- Born: 20 December 1895 Kraków, Poland
- Died: 1 January 1975 (aged 80) Paris, France
- Known for: Painting
- Spouse: Louis Marcoussis ​(m. 1913)​

= Alice Halicka =

French painter

Alice Halicka or Alicja Halicka (20 December 1895 – 1 January 1975) was a Polish-born painter who spent most of her life in France.

==Biography==
Alicja Halicka was born in Kraków and studied with Józef Pankiewicz there. She studied with Simon Hollósy in Munich before moving to Paris in 1912, where she studied at Académie Ranson under Paul Sérusier and Maurice Denis. There she met and married the Cubist painter Louis Marcoussis in 1913. In 1921, she showed cubist work together with her husband at the Société des Artistes Indépendants. She also exhibited her work at the Galerie Georges Petit, Paris (1930–31), Le Centaure, Brussels, the Leicester Galleries, London (1934), the Marie Harriman Gallery, New York (1936), Julian Levy Gallery, New York (1937). Halicka painted in various styles but also produced work in fabric, including Romances capitonnées, and even made set designs for ballets which were performed at the Metropolitan Opera of New York and Covent Garden, London.

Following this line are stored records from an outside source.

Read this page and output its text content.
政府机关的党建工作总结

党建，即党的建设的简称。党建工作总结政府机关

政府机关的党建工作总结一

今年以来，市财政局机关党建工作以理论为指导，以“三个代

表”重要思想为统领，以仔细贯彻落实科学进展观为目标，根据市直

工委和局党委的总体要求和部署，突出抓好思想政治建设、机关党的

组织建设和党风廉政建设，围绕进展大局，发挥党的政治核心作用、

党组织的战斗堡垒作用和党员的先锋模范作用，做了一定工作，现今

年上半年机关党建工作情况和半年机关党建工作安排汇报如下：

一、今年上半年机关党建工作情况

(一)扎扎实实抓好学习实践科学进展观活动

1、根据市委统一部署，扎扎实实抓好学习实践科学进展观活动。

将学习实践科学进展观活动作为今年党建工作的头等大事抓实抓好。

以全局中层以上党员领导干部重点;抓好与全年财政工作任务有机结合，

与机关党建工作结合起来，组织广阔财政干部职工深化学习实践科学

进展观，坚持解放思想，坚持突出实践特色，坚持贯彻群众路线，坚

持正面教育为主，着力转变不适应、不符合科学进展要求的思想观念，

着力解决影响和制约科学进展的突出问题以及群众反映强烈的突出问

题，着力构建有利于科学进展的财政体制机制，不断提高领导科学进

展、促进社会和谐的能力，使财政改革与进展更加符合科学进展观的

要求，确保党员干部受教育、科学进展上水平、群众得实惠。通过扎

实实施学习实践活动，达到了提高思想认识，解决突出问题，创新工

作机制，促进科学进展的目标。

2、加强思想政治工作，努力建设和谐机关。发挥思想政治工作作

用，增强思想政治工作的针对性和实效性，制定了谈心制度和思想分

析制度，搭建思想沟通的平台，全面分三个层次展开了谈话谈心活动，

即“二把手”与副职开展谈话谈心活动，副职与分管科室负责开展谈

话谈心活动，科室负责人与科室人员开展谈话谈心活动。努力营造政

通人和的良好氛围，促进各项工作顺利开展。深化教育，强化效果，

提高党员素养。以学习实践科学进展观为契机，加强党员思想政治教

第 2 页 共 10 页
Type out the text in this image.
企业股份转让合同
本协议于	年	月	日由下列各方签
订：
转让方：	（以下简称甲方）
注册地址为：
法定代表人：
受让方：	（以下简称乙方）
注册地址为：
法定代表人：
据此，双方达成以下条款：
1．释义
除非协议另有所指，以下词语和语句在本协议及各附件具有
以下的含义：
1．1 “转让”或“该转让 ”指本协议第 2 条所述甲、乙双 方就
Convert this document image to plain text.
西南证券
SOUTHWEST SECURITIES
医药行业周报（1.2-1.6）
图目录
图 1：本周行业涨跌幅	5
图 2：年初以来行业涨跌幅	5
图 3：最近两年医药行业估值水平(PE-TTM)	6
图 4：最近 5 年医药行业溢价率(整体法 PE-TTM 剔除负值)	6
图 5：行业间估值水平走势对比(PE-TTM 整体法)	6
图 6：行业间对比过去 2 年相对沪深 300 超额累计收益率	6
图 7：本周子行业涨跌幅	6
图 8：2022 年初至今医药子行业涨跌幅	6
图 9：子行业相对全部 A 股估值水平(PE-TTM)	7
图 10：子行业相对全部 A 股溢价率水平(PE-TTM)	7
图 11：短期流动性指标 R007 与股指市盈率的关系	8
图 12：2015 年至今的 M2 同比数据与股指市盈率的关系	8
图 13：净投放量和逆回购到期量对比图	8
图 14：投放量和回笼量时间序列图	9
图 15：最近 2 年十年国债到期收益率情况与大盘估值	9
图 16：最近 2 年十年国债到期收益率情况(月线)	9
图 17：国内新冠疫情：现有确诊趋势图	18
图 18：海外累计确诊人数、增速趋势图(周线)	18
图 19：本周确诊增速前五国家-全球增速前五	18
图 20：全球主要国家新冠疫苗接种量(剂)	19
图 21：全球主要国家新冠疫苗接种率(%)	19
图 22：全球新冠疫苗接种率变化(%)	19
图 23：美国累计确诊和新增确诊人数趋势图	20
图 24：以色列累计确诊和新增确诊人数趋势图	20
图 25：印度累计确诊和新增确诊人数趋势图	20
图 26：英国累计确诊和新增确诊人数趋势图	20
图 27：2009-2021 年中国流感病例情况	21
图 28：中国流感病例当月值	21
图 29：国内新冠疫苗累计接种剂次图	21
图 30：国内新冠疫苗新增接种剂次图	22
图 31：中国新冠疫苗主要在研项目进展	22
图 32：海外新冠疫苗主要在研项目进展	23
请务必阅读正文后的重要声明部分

She spent World War II in France and wrote a memoir afterwards called Hier, souvenirs, published in 1946. Halicka died in Paris in 1975.

== Works ==
Alice Halicka's work is characterized by a great rigor of constructions (many architectural themes) combined with variety, fantasy and poetic inspiration. It includes many oil paintings, landscapes, still lifes, gouaches, drawings, collages, watercolours, engravings, decorative works on fabrics, decorative screens (for Helena Rubinstein), decorations for ballets (such as Le Baiser of Stravinsky's Fairy in 1937, which was performed at the Metropolitan Opera) and illustrations of literary works.

Alice Halicka's works can be found in many private collections and in the permanent collections of museums, such as the Museum of Jewish Art and History and the Museum of Modern Art in New York.